MIAMI — Are we heading to the era of 'block this influencer'? That, heard PRovoke16 delegates, is a real risk considering the ways that brands are buying influence, sometimes mimicking the broadcast advertising model that is proving increasingly ineffective.

In a discussion moderated by Marina Maher Communications chief engagement officer Susan Bean, two prominent influencers — Audrey McClelland and Mikey Murphy — shared their experiences of how brands can better utilise their talents, without resorting to overt marketing.

"When it becomes automated and false, they see right through it," said Murphy. "That's one of the reasons TV ads aren't as useful."

That goes for the "mom space" too, said McClelland, where there are bloggers who sell tweets by volume. "There are woman looking to make a fast buck," she warned. "But, whatever content we put out there, I want to know there is a relationship and correlation there, or did you automatically tweet this out?
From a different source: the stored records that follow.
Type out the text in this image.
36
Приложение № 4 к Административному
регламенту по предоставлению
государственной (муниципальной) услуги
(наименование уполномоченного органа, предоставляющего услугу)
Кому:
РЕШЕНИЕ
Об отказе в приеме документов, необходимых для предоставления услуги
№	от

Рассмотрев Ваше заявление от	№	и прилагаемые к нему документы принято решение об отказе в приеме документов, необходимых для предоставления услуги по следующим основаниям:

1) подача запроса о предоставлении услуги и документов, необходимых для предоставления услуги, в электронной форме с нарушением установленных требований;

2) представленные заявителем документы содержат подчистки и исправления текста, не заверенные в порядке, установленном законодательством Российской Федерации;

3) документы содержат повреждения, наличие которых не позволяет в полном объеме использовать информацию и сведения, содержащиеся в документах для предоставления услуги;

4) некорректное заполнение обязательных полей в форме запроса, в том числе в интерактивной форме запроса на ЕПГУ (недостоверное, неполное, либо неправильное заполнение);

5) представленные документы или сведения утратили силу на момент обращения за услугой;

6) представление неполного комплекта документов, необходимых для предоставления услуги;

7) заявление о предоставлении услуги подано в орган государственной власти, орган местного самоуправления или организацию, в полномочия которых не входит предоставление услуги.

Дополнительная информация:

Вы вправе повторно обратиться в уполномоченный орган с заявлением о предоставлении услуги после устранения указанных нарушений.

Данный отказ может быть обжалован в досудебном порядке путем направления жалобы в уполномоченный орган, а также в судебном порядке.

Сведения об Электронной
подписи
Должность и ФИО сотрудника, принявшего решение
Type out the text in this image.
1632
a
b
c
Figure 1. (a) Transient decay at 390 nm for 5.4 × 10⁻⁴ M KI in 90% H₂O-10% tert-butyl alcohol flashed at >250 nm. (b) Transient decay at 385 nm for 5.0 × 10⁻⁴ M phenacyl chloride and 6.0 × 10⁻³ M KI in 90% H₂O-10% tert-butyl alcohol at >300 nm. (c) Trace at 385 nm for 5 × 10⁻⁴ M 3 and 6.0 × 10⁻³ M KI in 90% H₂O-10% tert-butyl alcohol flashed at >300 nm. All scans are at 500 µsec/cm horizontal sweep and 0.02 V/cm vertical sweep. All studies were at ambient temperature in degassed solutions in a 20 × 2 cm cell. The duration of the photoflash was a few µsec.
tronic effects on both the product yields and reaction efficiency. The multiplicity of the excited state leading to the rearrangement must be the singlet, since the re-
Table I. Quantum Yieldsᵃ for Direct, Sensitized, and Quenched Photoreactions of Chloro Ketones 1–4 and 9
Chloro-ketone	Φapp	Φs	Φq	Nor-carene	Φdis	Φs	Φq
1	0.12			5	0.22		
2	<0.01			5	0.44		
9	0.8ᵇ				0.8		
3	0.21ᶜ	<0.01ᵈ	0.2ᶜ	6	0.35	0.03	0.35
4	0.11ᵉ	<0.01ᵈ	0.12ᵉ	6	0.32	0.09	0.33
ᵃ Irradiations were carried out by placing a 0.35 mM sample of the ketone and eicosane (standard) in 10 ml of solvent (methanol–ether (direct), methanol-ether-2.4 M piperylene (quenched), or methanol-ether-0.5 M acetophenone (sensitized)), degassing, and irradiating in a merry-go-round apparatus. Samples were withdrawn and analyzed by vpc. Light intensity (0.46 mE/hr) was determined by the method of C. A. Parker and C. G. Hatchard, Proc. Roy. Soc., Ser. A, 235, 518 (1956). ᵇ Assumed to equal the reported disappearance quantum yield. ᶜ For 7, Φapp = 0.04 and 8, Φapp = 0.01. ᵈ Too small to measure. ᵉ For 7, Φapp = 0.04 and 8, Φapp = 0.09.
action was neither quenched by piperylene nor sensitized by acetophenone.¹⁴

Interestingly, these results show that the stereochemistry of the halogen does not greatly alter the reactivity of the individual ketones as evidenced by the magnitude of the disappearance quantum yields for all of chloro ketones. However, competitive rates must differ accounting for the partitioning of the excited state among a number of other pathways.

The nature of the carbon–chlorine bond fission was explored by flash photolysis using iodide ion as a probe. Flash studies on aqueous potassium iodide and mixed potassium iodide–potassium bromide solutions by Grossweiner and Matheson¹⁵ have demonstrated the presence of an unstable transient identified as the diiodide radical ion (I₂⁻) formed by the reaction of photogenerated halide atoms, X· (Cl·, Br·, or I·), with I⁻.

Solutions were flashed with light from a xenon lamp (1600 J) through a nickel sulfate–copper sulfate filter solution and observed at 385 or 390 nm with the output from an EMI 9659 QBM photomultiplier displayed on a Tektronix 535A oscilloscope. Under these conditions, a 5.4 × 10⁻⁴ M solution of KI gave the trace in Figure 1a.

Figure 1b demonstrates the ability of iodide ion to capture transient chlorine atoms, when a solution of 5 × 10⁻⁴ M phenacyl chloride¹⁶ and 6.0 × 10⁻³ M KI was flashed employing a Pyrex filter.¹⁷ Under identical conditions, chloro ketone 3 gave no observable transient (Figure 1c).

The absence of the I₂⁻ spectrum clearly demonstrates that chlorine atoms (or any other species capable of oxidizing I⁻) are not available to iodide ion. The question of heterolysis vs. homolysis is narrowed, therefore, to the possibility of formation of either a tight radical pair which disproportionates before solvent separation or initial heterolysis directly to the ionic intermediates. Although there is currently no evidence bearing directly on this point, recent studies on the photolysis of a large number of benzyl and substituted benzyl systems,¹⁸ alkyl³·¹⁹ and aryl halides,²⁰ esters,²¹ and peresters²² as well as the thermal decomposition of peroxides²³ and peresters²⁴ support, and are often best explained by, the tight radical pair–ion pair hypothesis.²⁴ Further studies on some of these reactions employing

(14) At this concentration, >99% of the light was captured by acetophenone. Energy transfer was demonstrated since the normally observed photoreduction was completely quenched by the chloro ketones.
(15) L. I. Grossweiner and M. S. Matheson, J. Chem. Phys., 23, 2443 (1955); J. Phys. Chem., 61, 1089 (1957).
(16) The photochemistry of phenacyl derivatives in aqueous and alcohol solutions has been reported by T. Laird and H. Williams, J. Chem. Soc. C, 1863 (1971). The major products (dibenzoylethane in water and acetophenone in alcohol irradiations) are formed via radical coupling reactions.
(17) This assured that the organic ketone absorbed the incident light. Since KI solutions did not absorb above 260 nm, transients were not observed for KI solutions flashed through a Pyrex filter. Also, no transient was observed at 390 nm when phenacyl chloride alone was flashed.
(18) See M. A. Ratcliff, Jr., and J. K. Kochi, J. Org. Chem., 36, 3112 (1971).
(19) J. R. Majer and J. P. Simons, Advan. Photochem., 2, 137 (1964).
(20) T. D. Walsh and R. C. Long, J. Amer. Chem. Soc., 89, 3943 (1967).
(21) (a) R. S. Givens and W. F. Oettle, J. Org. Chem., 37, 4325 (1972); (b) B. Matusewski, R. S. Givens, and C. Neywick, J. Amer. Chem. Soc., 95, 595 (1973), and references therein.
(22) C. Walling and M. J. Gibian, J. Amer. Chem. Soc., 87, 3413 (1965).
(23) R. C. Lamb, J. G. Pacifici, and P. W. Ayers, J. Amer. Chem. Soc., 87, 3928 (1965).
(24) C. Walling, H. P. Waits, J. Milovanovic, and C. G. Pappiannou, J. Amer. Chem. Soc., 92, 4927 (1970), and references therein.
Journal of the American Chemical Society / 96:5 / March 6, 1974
Many of us turn down a lot of opportunities like that."

"That will do nothing but ruin the integrity you have with your audience," added Murphy. "Taking the authenticity out of influencers kills the goose that lays the golden egg."

The key, agreed both Murphy and McClelland, is for brands to fit into the lives of the influencers in which they are investing, which often requires them to be comfortable giving up control, allowing influencers to use their own creative judgment.

According to recent MMC research, 95% of consumers see no problem with branded content from influencers, but 37% of influencers say that branded campaigns are not relevant to their influencers.  

"The creativity piece is key," said McClelland. "You give them a little bit of creativity to play with, so you can come to a mutual agreement. To be able to do that with brands, would be the ultimate dream."

That cannot happen though, if a brand pays 50 influencers to run the same ad warned Murphy. "Those are epic fails," he said. "It's another example of oversaturation."